Boston Cream Fudge Delight (Print Version)

# Ingredients:

01 - 2 cups granulated sugar
02 - ¾ cup unsalted butter
03 - ⅔ cup heavy cream
04 - ¼ cup light corn syrup
05 - 6 ounces white baking chocolate, chopped
06 - 7 ounces marshmallow cream
07 - 1 teaspoon vanilla extract
08 - 1½ tablespoons unsweetened cocoa powder, sifted to remove any clumps
09 - 1 cup semi-sweet chocolate chips
10 - 1½ tablespoons vegetable oil

# Instructions:

01 - Line an 8x8-inch baking pan with parchment paper, leaving an overhang to lift out the fudge.

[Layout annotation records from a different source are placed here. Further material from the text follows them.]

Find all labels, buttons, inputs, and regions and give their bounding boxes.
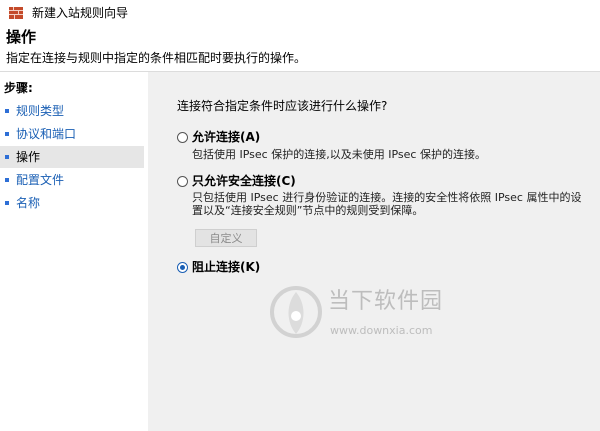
step-name[interactable]: 名称	[0, 192, 144, 214]
allow-connection-label[interactable]: 允许连接(A)	[192, 129, 260, 145]
secure-connection-description-line2: 置以及“连接安全规则”节点中的规则受到保障。	[192, 204, 424, 217]
step-label: 协议和端口	[16, 127, 77, 141]
allow-connection-radio[interactable]	[177, 132, 188, 143]
step-label: 名称	[16, 196, 41, 210]
step-action[interactable]: 操作	[0, 146, 144, 168]
watermark-url: www.downxia.com	[330, 324, 433, 337]
step-label: 操作	[16, 150, 41, 164]
step-protocol-and-ports[interactable]: 协议和端口	[0, 123, 144, 145]
customize-button[interactable]: 自定义	[195, 229, 257, 247]
step-profile[interactable]: 配置文件	[0, 169, 144, 191]
secure-connection-description-line1: 只包括使用 IPsec 进行身份验证的连接。连接的安全性将依照 IPsec 属性…	[192, 191, 582, 204]
steps-sidebar: 步骤: 规则类型 协议和端口 操作 配置文件 名称	[0, 72, 148, 431]
bullet-icon	[5, 155, 9, 159]
page-title: 操作	[6, 28, 37, 46]
step-rule-type[interactable]: 规则类型	[0, 100, 144, 122]
watermark-text: 当下软件园	[328, 289, 444, 314]
bullet-icon	[5, 132, 9, 136]
bullet-icon	[5, 201, 9, 205]
block-connection-radio[interactable]	[177, 262, 188, 273]
window-title: 新建入站规则向导	[32, 6, 129, 20]
page-subtitle: 指定在连接与规则中指定的条件相匹配时要执行的操作。	[6, 51, 307, 65]
bullet-icon	[5, 109, 9, 113]
action-question: 连接符合指定条件时应该进行什么操作?	[177, 99, 388, 113]
step-label: 规则类型	[16, 104, 65, 118]
watermark: 当下软件园 www.downxia.com	[268, 282, 448, 354]
title-bar: 新建入站规则向导	[0, 0, 600, 26]
main-panel: 连接符合指定条件时应该进行什么操作? 允许连接(A) 包括使用 IPsec 保护…	[148, 72, 600, 431]
allow-secure-connection-label[interactable]: 只允许安全连接(C)	[192, 173, 296, 189]
block-connection-label[interactable]: 阻止连接(K)	[192, 259, 260, 275]
downxia-logo-icon	[270, 286, 322, 338]
step-label: 配置文件	[16, 173, 65, 187]
allow-secure-connection-radio[interactable]	[177, 176, 188, 187]
allow-connection-description: 包括使用 IPsec 保护的连接,以及未使用 IPsec 保护的连接。	[192, 148, 486, 161]
steps-title: 步骤:	[4, 81, 33, 95]
bullet-icon	[5, 178, 9, 182]
firewall-icon	[9, 7, 23, 19]
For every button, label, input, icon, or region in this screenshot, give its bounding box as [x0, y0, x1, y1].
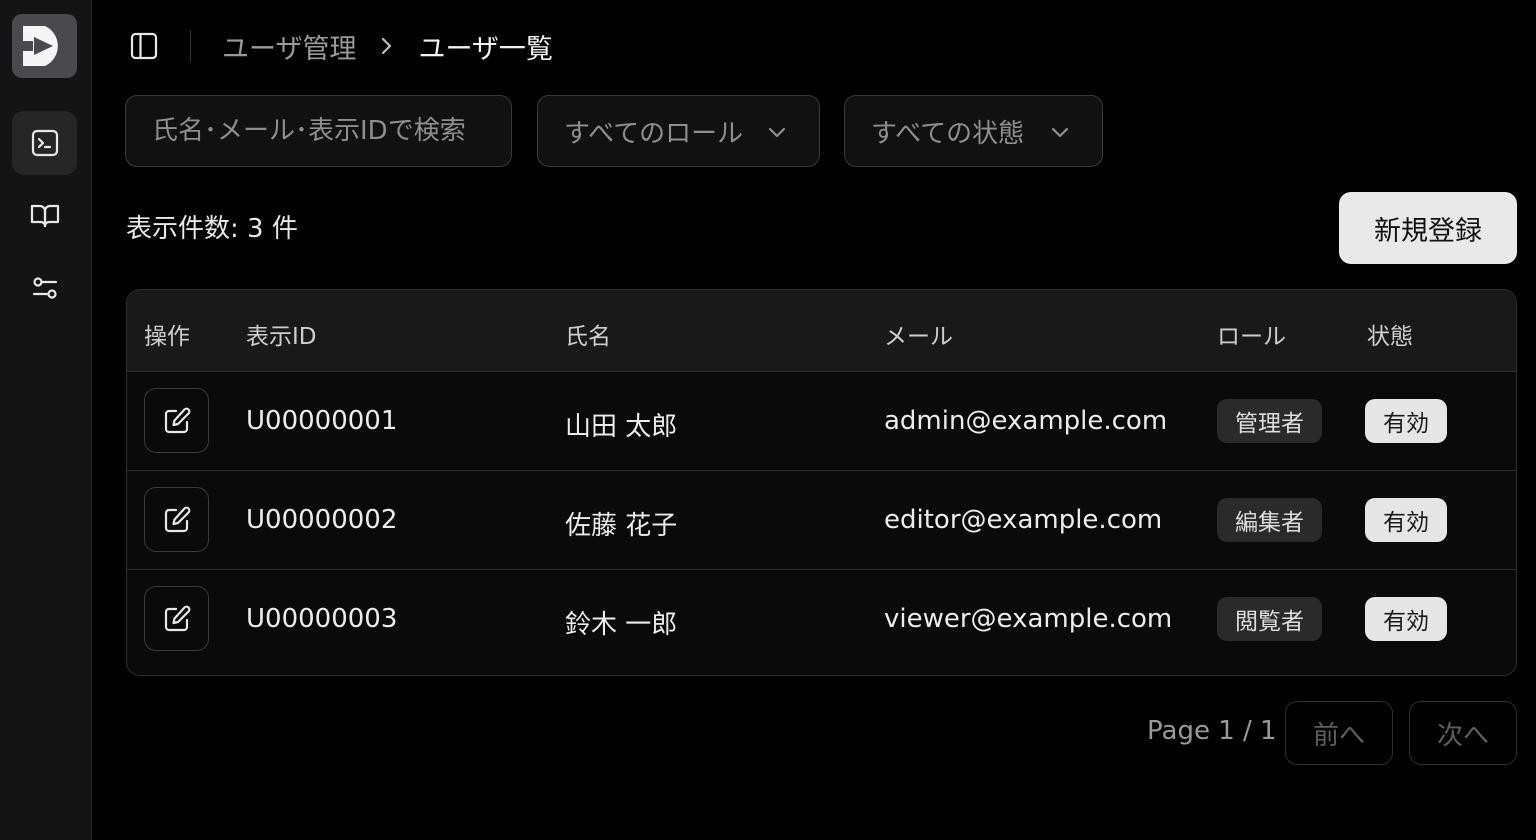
table-row: U00000001 山田 太郎 admin@example.com 管理者 有効 — [127, 372, 1516, 471]
next-page-button[interactable]: 次へ — [1409, 701, 1517, 765]
cell-name: 佐藤 花子 — [565, 511, 678, 541]
cell-name: 鈴木 一郎 — [565, 610, 678, 640]
column-header-actions: 操作 — [144, 324, 190, 350]
edit-pencil-icon — [164, 605, 190, 631]
column-header-role: ロール — [1217, 324, 1286, 350]
role-filter-select[interactable]: すべてのロール — [537, 95, 820, 167]
role-badge: 閲覧者 — [1217, 597, 1322, 641]
sidebar-toggle-icon — [130, 32, 158, 60]
table-row: U00000003 鈴木 一郎 viewer@example.com 閲覧者 有… — [127, 570, 1516, 669]
prev-page-button[interactable]: 前へ — [1285, 701, 1393, 765]
column-header-email: メール — [884, 324, 953, 350]
nav-item-settings[interactable] — [12, 256, 77, 320]
cell-email: viewer@example.com — [884, 604, 1173, 634]
chevron-down-icon — [768, 127, 786, 138]
book-open-icon — [30, 204, 59, 228]
table-row: U00000002 佐藤 花子 editor@example.com 編集者 有… — [127, 471, 1516, 570]
cell-display-id: U00000002 — [246, 505, 398, 535]
edit-button[interactable] — [144, 487, 209, 552]
status-filter-value: すべての状態 — [871, 118, 1025, 149]
result-count: 表示件数: 3 件 — [126, 214, 298, 244]
role-badge: 管理者 — [1217, 399, 1322, 443]
app: ユーザ管理 ユーザ一覧 すべてのロール すべての状態 表示件数: 3 件 新規登… — [0, 0, 1536, 840]
column-header-name: 氏名 — [565, 324, 611, 350]
column-header-display-id: 表示ID — [246, 324, 317, 350]
status-filter-select[interactable]: すべての状態 — [844, 95, 1103, 167]
breadcrumb-parent[interactable]: ユーザ管理 — [222, 27, 356, 66]
settings-sliders-icon — [32, 277, 57, 299]
edit-pencil-icon — [164, 506, 190, 532]
header: ユーザ管理 ユーザ一覧 — [92, 0, 1536, 92]
status-badge: 有効 — [1365, 399, 1447, 443]
sidebar-toggle-button[interactable] — [126, 28, 162, 64]
breadcrumb-current: ユーザ一覧 — [418, 33, 553, 65]
chevron-down-icon — [1051, 127, 1069, 138]
cell-display-id: U00000003 — [246, 604, 398, 634]
page-info: Page 1 / 1 — [1147, 716, 1277, 746]
cell-display-id: U00000001 — [246, 406, 398, 436]
chevron-right-icon — [380, 36, 394, 56]
cell-email: admin@example.com — [884, 406, 1168, 436]
status-badge: 有効 — [1365, 597, 1447, 641]
sidebar — [0, 0, 92, 840]
status-badge: 有効 — [1365, 498, 1447, 542]
role-filter-value: すべてのロール — [564, 118, 744, 149]
cell-email: editor@example.com — [884, 505, 1163, 535]
cell-name: 山田 太郎 — [565, 412, 678, 442]
table-header: 操作 表示ID 氏名 メール ロール 状態 — [127, 290, 1516, 372]
nav-item-docs[interactable] — [12, 183, 77, 247]
user-table: 操作 表示ID 氏名 メール ロール 状態 U00000001 山田 太郎 ad… — [126, 289, 1517, 676]
breadcrumb: ユーザ管理 ユーザ一覧 — [222, 27, 553, 65]
edit-pencil-icon — [164, 407, 190, 433]
header-divider — [190, 30, 191, 62]
search-field[interactable] — [125, 95, 512, 167]
new-user-button[interactable]: 新規登録 — [1339, 192, 1517, 264]
role-badge: 編集者 — [1217, 498, 1322, 542]
d-logo-icon[interactable] — [12, 14, 77, 78]
search-input[interactable] — [152, 116, 485, 146]
edit-button[interactable] — [144, 586, 209, 651]
edit-button[interactable] — [144, 388, 209, 453]
column-header-status: 状態 — [1367, 324, 1413, 350]
terminal-icon — [31, 129, 58, 157]
nav-item-console[interactable] — [12, 111, 77, 175]
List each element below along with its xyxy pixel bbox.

Spray parchment lightly with nonstick cooking spray.
02 - Combine sugar, butter, heavy cream, and corn syrup in a heavy-bottomed saucepan. Cook over medium heat, stirring constantly, until a rolling boil is reached.
03 - Continue stirring vigorously and boil for 4-5 minutes, until a candy thermometer reads 235-240°F.
04 - Remove saucepan from heat and stir in chopped white chocolate until completely melted and smooth.
05 - Mix marshmallow cream and vanilla extract into the fudge mixture until well combined.
06 - Pour ¾ of the fudge mixture into the prepared baking pan, spreading evenly.
07 - Add unsweetened cocoa powder to the remaining fudge mixture and whisk until fully incorporated.
08 - Carefully spoon the cocoa fudge mixture over the white fudge. Use a toothpick or skewer to swirl the layers for a marbled look.
09 - Allow the fudge to cool at room temperature for 1 hour. Cover with aluminum foil and refrigerate for 1 hour or until firmly set.
10 - Once set, lift fudge from the pan using the parchment overhang and cut into 5x5 or 6x6 pieces with a sharp knife.
11 - Add chocolate chips and vegetable oil to a microwave-safe bowl. Heat on high in 30-second intervals, stirring after each, until melted.
12 - Dip tops of fudge pieces in melted chocolate. Let the chocolate set fully before serving.

# Notes:

01 - Do not over-swirl the layers to ensure a visually distinct marbled effect.
02 - Constant stirring is critical to avoid burning the sugar mixture.
03 - If your kitchen is cool, the fudge can set at room temperature instead of in the refrigerator.
04 - Stir the chocolate mixture when only small unmelted pieces remain, as they will dissolve by residual heat.